Classic merle in heterozygous genotype (i.e. M/m) expresses itself only on eumelanin (black, brown, “blue” or “lilac” pigment), not on pheomelanin (red, yellow or cream pigment). The base color “sable” is dominant yellow with more or less pronounced dark hair tips. This Border Collie has the genotype M/m, but does not show any merle markings visible at first sight on his coat, which is mainly determined by phaeomelanin (such dogs are also called “hidden merle” or “phantom merle”). A mating with another dog of the genotype M/m could lead to visually and/or hearing impaired puppies.
These Bergamascos have a black base color and an additional progressive graying. Progressive graying causes gradually decreasing pigment deposition in the hair shaft. The color impression is thereby lightened from black to gray as the dog grows up. The right dog has additionally the genotype M/(Mc+)/m, which is a so called merle mosaic. He has the genotype M/m in some cells and the genotype Mc+/m in other cells. Which of these merle variants will be inherited cannot be predicted.
In this case, the dog does have a merle pattern, but the progressive graying makes it more difficult to recognize. If this dog had the corded coat typical of many Bergamascos, visual identification of the merle pattern would be even more difficult.
This Australian Shepherd has the genotype Ma+/m. This means that the length of his merle variant (the so-called “insertion”, which consists of base pairs) is slightly shorter than in classic merle (M). This shortening leads to a less “crispy” merle pattern or even no visible merle pattern at all. So, a merle pattern cannot be identified with certainty (in this case also due to the coat type). Nevertheless, this variant poses an increased risk when mating with, for example, classic merle (but also with another dog of the genotype Ma+/m).

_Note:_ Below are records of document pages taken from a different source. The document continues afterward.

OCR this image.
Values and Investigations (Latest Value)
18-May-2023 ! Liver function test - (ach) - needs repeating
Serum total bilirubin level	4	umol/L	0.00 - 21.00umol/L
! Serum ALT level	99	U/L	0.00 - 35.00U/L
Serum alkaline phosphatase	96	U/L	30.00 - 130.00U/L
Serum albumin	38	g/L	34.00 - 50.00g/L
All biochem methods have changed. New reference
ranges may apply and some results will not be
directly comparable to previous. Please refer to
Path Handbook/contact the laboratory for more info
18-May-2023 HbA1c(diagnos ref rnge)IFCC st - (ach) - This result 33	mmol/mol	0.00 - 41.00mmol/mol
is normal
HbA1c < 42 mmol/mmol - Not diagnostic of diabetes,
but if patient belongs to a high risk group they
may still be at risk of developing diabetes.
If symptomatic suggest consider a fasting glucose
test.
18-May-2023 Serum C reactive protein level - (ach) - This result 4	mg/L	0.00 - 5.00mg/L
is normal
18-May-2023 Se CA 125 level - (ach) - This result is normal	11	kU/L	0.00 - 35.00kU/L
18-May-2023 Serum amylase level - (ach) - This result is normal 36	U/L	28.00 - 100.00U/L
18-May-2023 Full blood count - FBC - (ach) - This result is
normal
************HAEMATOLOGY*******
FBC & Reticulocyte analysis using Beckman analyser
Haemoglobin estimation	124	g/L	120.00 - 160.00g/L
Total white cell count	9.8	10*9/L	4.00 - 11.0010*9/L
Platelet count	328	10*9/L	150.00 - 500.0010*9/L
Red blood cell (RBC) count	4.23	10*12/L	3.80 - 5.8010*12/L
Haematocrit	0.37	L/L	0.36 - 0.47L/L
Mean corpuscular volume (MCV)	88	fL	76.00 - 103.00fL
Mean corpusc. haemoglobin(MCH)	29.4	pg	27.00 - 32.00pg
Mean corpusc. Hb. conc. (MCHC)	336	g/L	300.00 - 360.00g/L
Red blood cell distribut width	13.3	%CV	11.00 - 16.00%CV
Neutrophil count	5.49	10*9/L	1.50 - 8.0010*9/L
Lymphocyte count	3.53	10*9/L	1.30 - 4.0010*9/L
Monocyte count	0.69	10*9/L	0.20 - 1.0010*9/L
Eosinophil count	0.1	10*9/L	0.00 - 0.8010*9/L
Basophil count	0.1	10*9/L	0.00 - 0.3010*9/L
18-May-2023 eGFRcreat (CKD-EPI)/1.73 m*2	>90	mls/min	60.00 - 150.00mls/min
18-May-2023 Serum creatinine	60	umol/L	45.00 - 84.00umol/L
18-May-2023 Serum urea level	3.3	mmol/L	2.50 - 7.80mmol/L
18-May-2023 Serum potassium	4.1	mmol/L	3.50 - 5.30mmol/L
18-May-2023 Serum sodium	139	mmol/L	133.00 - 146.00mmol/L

At first glance, this Australian Shepherd cannot be seen to be merle at all. This is a so-called “minimal merle”, where only very small areas of the body show merle markings. The genotype of this dog is Mh/m – he has the longest merle insertion, the so called “harlequin merle”. Mh can be expressed in different phenotypes, just as “minimal merle”, but also with merle markings, which show relatively large spots and areas lightened to white (also referred to as “Herding harlequin”, “Tweed” or “Patchwork” in certain breeds). The mating of Mh to merle alleles always represents a certain risk, depending on the insertion length of the breeding partner with increasing risk.
The same dog as in the previous photo, a small merle area can be seen on the left front leg, above the white mark.